What the protocol is not

  • Not an event bus. Subscribers do not see interaction requests; interactors do not see projection events through this channel.
  • Not a general RPC. Kinds are enumerated; extensions may not smuggle arbitrary request types.
  • Not extensible by arbitrary extensions. Only core originates interaction requests. An extension that wants to ask the user uses a known kind (e.g., a tool uses Ask). New kinds go through contract bumps.
  • Not a sandbox. Like everything else in v1, active interactors run in-process. See Extension Isolation.

Changelog

1.0.0 — initial

  • Typed request/response channel between core and one or more active interactors; seven request kinds (Ask, Approve, Select, Auth.DeviceCode, Auth.Password, Confirm, grantStageTool); per-request correlation ID.
  • Multiple interactors may be active concurrently (race-to-answer; first response wins; late responses receive Session/InteractionAlreadyAnswered).
  • InteractionAnswered core event with payload { correlationId, status, value?, extId }extId attributes the winning interactor for audit.
  • Per-interactor FIFO: each interactor serializes its own dialog queue; cross-interactor resolution is concurrent.

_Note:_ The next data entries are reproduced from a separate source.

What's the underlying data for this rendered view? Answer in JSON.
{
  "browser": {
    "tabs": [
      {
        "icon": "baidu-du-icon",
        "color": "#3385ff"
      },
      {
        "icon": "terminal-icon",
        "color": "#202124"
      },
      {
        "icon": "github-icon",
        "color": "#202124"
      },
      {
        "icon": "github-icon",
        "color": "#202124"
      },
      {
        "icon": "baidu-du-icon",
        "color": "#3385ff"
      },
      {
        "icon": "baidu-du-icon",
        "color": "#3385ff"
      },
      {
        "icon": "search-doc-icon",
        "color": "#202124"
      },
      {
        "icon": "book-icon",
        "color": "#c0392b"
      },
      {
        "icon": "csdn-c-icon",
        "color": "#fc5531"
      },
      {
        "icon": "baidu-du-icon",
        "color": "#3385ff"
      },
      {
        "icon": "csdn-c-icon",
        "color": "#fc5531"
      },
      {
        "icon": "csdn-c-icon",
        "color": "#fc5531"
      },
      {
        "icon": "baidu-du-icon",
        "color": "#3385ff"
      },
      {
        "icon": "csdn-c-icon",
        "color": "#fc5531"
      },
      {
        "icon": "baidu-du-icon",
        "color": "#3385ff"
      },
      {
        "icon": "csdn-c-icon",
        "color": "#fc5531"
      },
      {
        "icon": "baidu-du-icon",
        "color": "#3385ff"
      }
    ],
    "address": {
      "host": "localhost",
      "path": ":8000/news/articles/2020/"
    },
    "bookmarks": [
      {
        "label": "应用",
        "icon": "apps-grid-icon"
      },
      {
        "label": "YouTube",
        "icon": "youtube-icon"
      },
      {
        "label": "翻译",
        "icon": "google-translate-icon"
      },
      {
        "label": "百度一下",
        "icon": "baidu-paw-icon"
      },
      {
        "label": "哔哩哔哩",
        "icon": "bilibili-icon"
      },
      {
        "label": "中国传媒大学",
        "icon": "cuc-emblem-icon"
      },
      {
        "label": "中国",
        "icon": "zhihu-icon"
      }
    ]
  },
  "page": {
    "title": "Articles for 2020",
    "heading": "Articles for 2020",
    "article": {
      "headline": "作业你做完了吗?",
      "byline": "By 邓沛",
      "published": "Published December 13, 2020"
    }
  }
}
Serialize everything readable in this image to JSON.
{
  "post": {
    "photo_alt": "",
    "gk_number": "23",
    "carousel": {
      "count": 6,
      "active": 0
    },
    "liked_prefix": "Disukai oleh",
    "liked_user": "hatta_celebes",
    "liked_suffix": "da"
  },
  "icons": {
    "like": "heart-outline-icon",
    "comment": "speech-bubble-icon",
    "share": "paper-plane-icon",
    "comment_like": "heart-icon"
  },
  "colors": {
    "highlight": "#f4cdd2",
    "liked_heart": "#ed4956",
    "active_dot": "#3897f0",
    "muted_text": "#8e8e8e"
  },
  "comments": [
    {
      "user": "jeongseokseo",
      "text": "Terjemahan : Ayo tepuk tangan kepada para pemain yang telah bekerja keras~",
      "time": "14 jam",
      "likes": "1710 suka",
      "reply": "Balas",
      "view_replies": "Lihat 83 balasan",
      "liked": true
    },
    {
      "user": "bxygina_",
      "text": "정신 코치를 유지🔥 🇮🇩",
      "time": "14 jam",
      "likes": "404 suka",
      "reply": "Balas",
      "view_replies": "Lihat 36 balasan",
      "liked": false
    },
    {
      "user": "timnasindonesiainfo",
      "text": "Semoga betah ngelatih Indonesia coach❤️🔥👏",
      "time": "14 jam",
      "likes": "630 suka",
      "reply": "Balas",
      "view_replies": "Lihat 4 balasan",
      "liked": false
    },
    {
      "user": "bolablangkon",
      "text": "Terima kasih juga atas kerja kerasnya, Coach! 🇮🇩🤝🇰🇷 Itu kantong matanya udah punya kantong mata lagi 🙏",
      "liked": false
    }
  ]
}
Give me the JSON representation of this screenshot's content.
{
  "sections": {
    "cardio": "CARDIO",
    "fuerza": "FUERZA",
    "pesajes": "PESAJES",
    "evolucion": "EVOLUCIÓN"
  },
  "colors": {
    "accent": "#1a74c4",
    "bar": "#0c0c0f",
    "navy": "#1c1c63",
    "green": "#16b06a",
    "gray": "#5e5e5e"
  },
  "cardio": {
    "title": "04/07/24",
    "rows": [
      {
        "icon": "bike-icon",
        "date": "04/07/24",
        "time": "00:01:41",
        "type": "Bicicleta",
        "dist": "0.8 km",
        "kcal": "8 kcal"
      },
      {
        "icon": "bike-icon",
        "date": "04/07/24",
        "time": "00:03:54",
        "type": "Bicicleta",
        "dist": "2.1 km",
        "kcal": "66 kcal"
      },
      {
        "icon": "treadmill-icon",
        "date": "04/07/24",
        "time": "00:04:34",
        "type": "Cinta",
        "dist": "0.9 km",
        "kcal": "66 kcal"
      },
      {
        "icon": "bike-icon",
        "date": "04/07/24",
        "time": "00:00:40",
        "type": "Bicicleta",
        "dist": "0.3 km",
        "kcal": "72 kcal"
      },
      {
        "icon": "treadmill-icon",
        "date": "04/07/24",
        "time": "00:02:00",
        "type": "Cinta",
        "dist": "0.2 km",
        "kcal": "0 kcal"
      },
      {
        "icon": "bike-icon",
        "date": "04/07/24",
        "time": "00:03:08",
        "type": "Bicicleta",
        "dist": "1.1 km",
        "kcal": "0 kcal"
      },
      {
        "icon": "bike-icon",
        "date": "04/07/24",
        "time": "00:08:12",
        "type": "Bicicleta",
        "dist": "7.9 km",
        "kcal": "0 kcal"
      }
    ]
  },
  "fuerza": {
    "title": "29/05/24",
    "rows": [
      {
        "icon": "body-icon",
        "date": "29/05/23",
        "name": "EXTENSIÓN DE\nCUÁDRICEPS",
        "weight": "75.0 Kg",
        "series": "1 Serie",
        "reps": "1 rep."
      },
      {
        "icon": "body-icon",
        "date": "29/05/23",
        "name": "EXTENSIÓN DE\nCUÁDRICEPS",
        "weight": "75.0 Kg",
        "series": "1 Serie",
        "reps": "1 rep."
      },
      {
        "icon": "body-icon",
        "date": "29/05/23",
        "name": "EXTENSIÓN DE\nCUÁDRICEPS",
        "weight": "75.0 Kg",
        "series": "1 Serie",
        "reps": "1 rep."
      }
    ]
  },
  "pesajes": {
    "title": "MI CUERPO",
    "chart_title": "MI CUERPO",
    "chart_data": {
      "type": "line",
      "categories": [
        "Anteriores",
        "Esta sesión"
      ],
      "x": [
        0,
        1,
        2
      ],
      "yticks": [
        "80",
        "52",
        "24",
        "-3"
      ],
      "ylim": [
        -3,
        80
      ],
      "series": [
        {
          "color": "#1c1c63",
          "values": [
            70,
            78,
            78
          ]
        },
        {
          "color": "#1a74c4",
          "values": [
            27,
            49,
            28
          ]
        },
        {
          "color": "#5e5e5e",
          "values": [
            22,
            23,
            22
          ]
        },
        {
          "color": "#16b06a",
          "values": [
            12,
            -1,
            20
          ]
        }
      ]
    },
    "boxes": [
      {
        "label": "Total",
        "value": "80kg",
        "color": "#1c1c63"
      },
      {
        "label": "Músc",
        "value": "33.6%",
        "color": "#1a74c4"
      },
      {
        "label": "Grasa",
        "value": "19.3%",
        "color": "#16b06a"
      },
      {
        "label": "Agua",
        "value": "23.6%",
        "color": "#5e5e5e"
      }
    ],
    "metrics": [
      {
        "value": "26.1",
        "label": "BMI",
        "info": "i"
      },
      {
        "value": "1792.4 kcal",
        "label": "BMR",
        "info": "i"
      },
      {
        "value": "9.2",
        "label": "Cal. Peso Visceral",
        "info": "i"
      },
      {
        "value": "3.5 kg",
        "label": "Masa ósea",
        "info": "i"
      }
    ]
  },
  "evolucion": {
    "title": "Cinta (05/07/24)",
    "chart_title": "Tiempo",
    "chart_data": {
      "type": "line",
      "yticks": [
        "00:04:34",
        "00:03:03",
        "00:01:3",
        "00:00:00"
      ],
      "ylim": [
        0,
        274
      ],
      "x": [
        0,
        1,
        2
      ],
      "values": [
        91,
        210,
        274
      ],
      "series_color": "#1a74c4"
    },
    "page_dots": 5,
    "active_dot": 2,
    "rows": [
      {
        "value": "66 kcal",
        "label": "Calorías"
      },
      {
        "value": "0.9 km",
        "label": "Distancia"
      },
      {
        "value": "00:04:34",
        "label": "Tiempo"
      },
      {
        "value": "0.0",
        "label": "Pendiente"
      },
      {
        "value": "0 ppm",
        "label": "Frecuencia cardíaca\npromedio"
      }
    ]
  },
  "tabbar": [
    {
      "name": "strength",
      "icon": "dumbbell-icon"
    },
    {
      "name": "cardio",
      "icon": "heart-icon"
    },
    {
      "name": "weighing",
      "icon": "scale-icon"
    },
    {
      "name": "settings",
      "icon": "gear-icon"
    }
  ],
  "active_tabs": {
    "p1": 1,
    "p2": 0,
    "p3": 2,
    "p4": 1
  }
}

1.1.0 — approveSubagentEnvelope

  • New request kind approveSubagentEnvelope for the bundled delegate tool. Auto-issued at child-session spawn; payload carries subagentId, parentSessionId, depth, requestedEnvelope, promptSummary, model. Response is approve / deny (no defer).
  • Approval grants envelope-bypass of the child session's mode gate for in-envelope tools for the lifetime of that child session; out-of-envelope tools follow the inherited mode gate. Guard hooks still run.
  • Parent-session-level serialization invariant for IP requests originating from concurrent subagents — see Subagent Sessions § Cross-subagent serialization. No change to per-interactor FIFO or cross-interactor race-to-answer.
  • No removal of pre-existing kinds; additive on top of 1.0.0.

1.1.1 — approveSubagentEnvelope.model carries the resolved (providerId, modelId)

  • Clarification of the existing model field on the approveSubagentEnvelope request payload. In 1.1.0 the field always reflected the parent's (providerId, modelId). In 1.1.1, the value is the resolved (providerId, modelId) for the child — either inherited from the parent or overridden by the delegate tool's model arg per Subagent Sessions § Model selection. The wire shape and field name are unchanged; only the semantic widens.
  • No new request kinds. No payload shape changes. Patch-version bump.